Yaşanan sürecin hukuki değil, siyasi olduğunu söyleyen Erdem, “CHP’yi yıpratacak bir süreç inşa etmek istediler. Bu sürecin oluşturulmasına engel olduk. Yaşadığım bu süreci hayıflanarak değil, verdiğimiz mücadelenin haklılığını teyit ederek ifade ediyorum” dedi.

Leyla Kılıç

CHP PM üyesi ve eski İstanbul Milletvekili Eren Erdem, tutuklanması ile ilgili olarak kendisi üzerinden partisinin hedef alındığını belirterek, “CHP’yi yıpratacak bir süreç inşa etmek istediler. Biz bu sürecin oluşturulmasına tavrımızla engel olduk” dedi. Erdem, gizli tanık ifadesini dosyasına ekleyen dönemin savcısı Fuzuli Aydoğdu’nun HSYK’daki görevinden istifa etmesine ilişkin de “Ben bir gizli tanığın lafıyla tutuklandım. ‘İstanbul Grubu’ diye bilinen Aydoğdu’nun da içinde olduğu bu grup Adalet Bakanı Abdülhamit Gül’ü de hedef aldı. Aydoğdu, benim dosyamla terfi etti, benim dosyamla görevden alındı” diye konuştu. CHP İstanbul İl Başkanlığı’nda düzenlenen basın açıklaması öncesinde Cumhuriyet’in sorularını yanıtlayan Eren Erdem sorularımıza şu yanıtları verdi: 

Tutuklanma sürecinizin siyasi olduğuna yönelik birçok açıklamanız olmuştu. Şimdi tahliye oldunuz. Sürece dair neler söylersiniz?  
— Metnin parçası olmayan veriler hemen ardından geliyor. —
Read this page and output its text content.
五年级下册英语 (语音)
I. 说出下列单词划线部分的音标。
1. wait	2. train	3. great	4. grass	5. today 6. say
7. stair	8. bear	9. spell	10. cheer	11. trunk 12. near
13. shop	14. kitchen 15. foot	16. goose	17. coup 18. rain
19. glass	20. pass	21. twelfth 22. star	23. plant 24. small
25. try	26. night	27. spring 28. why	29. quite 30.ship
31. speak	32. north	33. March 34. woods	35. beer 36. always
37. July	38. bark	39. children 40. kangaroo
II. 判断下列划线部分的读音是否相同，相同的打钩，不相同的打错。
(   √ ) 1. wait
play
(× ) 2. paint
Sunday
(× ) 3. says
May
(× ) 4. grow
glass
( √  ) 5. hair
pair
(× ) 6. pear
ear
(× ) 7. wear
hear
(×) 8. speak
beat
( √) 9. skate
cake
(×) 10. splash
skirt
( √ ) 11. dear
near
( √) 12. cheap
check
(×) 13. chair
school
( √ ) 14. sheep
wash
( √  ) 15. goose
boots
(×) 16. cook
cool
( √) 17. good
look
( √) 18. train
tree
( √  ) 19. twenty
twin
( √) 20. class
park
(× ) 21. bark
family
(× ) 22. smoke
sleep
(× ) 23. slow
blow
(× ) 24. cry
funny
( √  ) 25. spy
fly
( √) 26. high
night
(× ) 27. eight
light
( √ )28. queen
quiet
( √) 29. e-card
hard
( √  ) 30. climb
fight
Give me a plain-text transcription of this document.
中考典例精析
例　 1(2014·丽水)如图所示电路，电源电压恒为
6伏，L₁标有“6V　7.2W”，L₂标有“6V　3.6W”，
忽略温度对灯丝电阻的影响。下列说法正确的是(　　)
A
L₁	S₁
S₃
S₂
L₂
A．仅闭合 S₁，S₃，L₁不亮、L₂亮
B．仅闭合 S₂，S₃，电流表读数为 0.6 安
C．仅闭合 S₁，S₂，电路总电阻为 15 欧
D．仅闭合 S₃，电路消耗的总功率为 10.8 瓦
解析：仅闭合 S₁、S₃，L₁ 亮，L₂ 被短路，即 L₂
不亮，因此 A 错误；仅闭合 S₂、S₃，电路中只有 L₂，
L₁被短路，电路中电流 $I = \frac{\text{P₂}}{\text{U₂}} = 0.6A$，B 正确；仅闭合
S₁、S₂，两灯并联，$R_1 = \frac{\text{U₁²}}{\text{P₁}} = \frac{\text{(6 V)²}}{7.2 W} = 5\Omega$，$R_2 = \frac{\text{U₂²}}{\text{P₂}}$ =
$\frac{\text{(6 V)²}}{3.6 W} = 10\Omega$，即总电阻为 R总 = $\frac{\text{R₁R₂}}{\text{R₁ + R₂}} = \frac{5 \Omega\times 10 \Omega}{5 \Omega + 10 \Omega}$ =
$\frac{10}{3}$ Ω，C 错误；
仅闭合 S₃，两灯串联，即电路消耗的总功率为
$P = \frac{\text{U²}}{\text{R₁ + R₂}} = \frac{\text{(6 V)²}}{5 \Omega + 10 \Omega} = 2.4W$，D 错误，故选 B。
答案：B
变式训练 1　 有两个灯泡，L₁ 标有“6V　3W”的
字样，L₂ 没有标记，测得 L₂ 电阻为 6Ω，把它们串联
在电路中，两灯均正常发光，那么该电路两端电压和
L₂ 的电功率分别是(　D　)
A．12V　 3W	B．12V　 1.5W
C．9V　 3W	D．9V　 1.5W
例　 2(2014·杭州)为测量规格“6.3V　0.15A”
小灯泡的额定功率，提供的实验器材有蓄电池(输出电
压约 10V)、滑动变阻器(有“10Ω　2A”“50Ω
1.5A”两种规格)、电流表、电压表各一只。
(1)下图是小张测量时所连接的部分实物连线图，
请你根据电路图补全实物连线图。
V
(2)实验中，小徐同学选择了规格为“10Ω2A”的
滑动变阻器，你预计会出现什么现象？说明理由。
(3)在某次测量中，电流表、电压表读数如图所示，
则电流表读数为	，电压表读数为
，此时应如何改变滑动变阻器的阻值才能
Öncelikle yargıçların ellerinin ayaklarının birbirine dolandığı bir süreç geçirdik. Bana tutuklama kararı veren mahkeme dahi beni hangi gerekçeyle tutuklayacağını izah edemedi. Yaşadığımız süreç kesinlikle hukuki bir süreç değildi. Bu tutukluluk bir siyasi rehin alma operasyonuydu. Yoğun bir baskı yaparak ve tecrit uygulayarak CHP’yi yıpratacak bir süreç inşa etmek istediler. Biz bu sürecin oluşturulmasına tavrımızla engel olduk. İçerideyken yaptığım açlık grevinin nedeni de buydu. Cezaevinde geçirdiğim ilk 4 ay mutlak izolasyon politikasının uygulandığı bir dönemdi. Milletvekillerinin ziyaretleri bile yasaklanarak, ağır tecrit koşulları uygulandı. 

‘CEZAEVLERİ İKTİDARIN TERBİYE ARACI’

Burada psikolojik baskı ile şahsımın yılması, bu yılgınlıkla da CHP’ye yönelik bir süreç inşa etme hayallerini tutukluluğumun ilk haftasında beni Çağlayan’a davet eden Savcı’nın imasından da anlamıştım. Bana tecrit ve cezaevinin çok zor olduğunu alaycı bir dille söyledi. CHP’nin FETÖ’yle irtibatları olduğu yönünde birtakım kanaatleri olduğunu bu konuda benim söyleyeceğim bir şey olup olmadığını sordu. 490 gün cezaevinde kalmamın nedeni benim orada verdiğim sert tepkisel yanıtlar oldu. Orada verdiğim sert tepkilerden dolayı da Jandarma beni karga tulumba götürdü o görüşmeden. Burada da Eren Erdem üzerinden CHP’nin hedef alındığı çok net anlaşılıyor. İktidar, cezaevini bizim sürdürdüğümüz siyaseti kendilerince terbiye etme aracı olarak kullanıyor. Ama bizler cezaevleri ile terbiye olacak insanlar değiliz. O yüzden ben yaşadığım bu süreci hayıflanarak değil, verdiğimiz mücadelenin haklılığını teyit ederek ifade ediyorum. 

‘BAKAN GÖREVDEN ALDI’

Gizli tanık ifadesini dosyaya koyan o dönemin savcısı Fuzuli Aydoğdu’nun, HSYK’daki Genel Sekreterlik görevinden Yargı Paketi’nin Resmî Gazete’de yayımlandığı gün istifa etiği duyuruldu. Bunu nasıl yorumluyorsunuz? 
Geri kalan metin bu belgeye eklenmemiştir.